S'il s'agit avant tout de redonner de la vigueur et de son prestige à l'enseignement universitaire , il va falloir envisager une réforme fondamentale: l'ORIENTATION et la SELECTION.Il faut admettre une fois pour toutes que les individus ne sont pas et ne seront jamais égaux pour aborder la connaissance, que ce soit dans les sciences dures ou dans les sciences molles .Ces propos ne sont pas descriminatoires. L'égalité n'est pas dans la nature et certainement pas chez les humains que ce soit pour l'intellect ou pour le physique. C'est une évidence que nous avons transformée en non-dit .
 On admet très bien que pour intègrer une « grande école » il faille réussir un concours ou, à la limite, justifier d'un parcours brillant dans le secondaire, mais à contrario , que pour entrer en fac ,il suffirait d'une inscription ! Ou encore, ce qui est plus grave, quand on ne sait pas où aller après le bac, on s' inscrit en fac et après on verra ...!
 Or , il existe une opposition farouche au principe de sélection pour entrer en fac de la part des syndicats d'enseignants , des syndicats et des organisations d'étudiants. Tout cela au nom de l'égalitarisme, du désir d'uniformité, au prétexte de donner sa chance à chacun et à tous, de favoriser l'éducation de masse. Ce sont des idées obsolètes et absurdes dont on se sert à des fins politiques et partisanes.
 Les dégâts d'une telle démagogie sont immenses.
 En premier lieu chez les jeunes poussés, faute de connaissances suffisantes ou de mauvaises orientations, vers des filières sans aucun débouché dans la vie active, ne conduisant pas à l'emploi.On en fait des déçus parcequ'ils ont cru qu'en intégrant une fac ils étaient sur le bon chemin.
En second lieu, chez ceux des enseignants universitaires conscients de leur mission, auxquels on demande de baisser le curseur de leur niveau d'enseignement dans le but de limiter les échecs. Non -sens absolu !
 Il n'est pas étonnant, dans ces conditions, que nos Universités soient dans les profondeurs des classements mondiaux et que notre recherche scientifique soit à la traine.

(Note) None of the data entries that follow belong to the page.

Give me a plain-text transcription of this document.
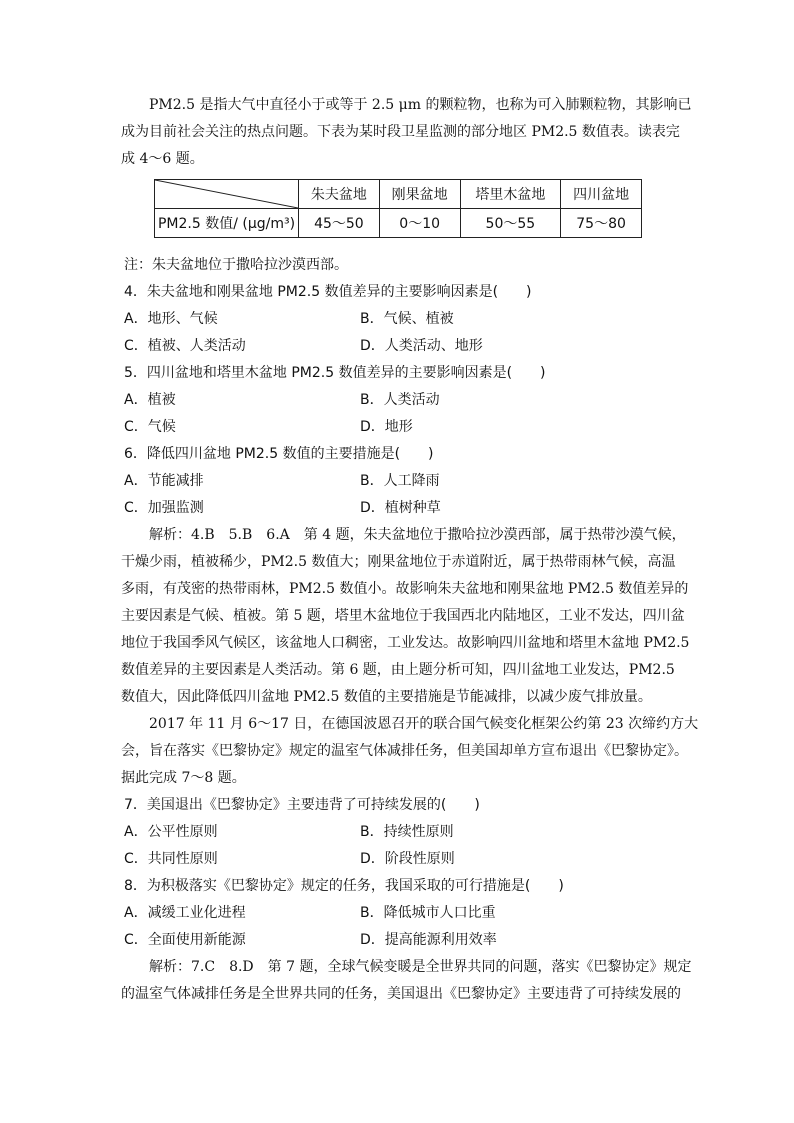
PM2.5 是指大气中直径小于或等于 2.5 μm 的颗粒物，也称为可入肺颗粒物，其影响已
成为目前社会关注的热点问题。下表为某时段卫星监测的部分地区 PM2.5 数值表。读表完
成 4～6 题。
	朱夫盆地	刚果盆地	塔里木盆地	四川盆地
PM2.5 数值/ (μg/m³)	45～50	0～10	50～55	75～80
注：朱夫盆地位于撒哈拉沙漠西部。
4．朱夫盆地和刚果盆地 PM2.5 数值差异的主要影响因素是(　　)
A．地形、气候	B．气候、植被
C．植被、人类活动	D．人类活动、地形
5．四川盆地和塔里木盆地 PM2.5 数值差异的主要影响因素是(　　)
A．植被	B．人类活动
C．气候	D．地形
6．降低四川盆地 PM2.5 数值的主要措施是(　　)
A．节能减排	B．人工降雨
C．加强监测	D．植树种草
解析：4.B　5.B　6.A　第 4 题，朱夫盆地位于撒哈拉沙漠西部，属于热带沙漠气候，
干燥少雨，植被稀少，PM2.5 数值大；刚果盆地位于赤道附近，属于热带雨林气候，高温
多雨，有茂密的热带雨林，PM2.5 数值小。故影响朱夫盆地和刚果盆地 PM2.5 数值差异的
主要因素是气候、植被。第 5 题，塔里木盆地位于我国西北内陆地区，工业不发达，四川盆
地位于我国季风气候区，该盆地人口稠密，工业发达。故影响四川盆地和塔里木盆地 PM2.5
数值差异的主要因素是人类活动。第 6 题，由上题分析可知，四川盆地工业发达，PM2.5
数值大，因此降低四川盆地 PM2.5 数值的主要措施是节能减排，以减少废气排放量。
2017 年 11 月 6～17 日，在德国波恩召开的联合国气候变化框架公约第 23 次缔约方大
会，旨在落实《巴黎协定》规定的温室气体减排任务，但美国却单方宣布退出《巴黎协定》。
据此完成 7～8 题。
7．美国退出《巴黎协定》主要违背了可持续发展的(　　)
A．公平性原则	B．持续性原则
C．共同性原则	D．阶段性原则
8．为积极落实《巴黎协定》规定的任务，我国采取的可行措施是(　　)
A．减缓工业化进程	B．降低城市人口比重
C．全面使用新能源	D．提高能源利用效率
解析：7.C　8.D　第 7 题，全球气候变暖是全世界共同的问题，落实《巴黎协定》规定
的温室气体减排任务是全世界共同的任务，美国退出《巴黎协定》主要违背了可持续发展的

 Certes, l'Etat n'a pas donné les moyens suffisants. Mais devait- il investir l'argent du contribuable dans un système qui allait vers le chaos? Nos dirigeants, depuis bien longtemps, auraient dû prendre à bras-le-corps les réformes qui s'imposaient plutôt que feindre d'ignorer une telle évidence et de soupoudrer les crédits ça et là pour éteindre des foyers de revendications, politiques le plus souvent. L'accès à certaines facultés se fait déjà sur des critères de compétences, de manière plus ou moins occulte. Les responsables doivent invoquer le manque de places, la fermeture de laboratoires, des travaux de rénovation, bref, un tas d'arguties, mais surtout ne pas dire qu'ils font un choix parmi les postulants.D'autres facultés ont un système de sélection parfaitement établi et reconnu qui intervient après la première année (médecine) ce qui permet une nouvelle orientation après un échec sans trop de dégâts. Cela pourrait être un exemple à suivre en l'adaptant à chaque discipline, bien que ce soit déjà un peu tard. Les réformes actuellement proposées par le nouveau Gouvernement , quelque soit leur bien-fondé, ne devraient être que la suite de la réforme FONDAMENTALE,en amont de toutes les autres, concernant l'accès dans les facultés et dont on ne parle
pas(ouvertement). .Que les frais d'inscription soient augmentés, pourquoi pas.Que l'on discute sur la composition des conseils d'administration, sur la sélection à l'entrée du master (bac+4) ,sur l' autonomie budgétaire et sur la gestion des ressources humaines, d'accord, mais après avoir règlementé l'accès dans les facultés. L'urgence absolue demeure. Il faut former, sélectionner, orienter les jeunes avant leur sortie du secondaire,à la limite après la première année de fac ,et, faire en sorte qu'ils ne s'engagent pas dans la voie de l'échec ou encore, et ,selon une expression à la mode, « droit dans le mur »!!!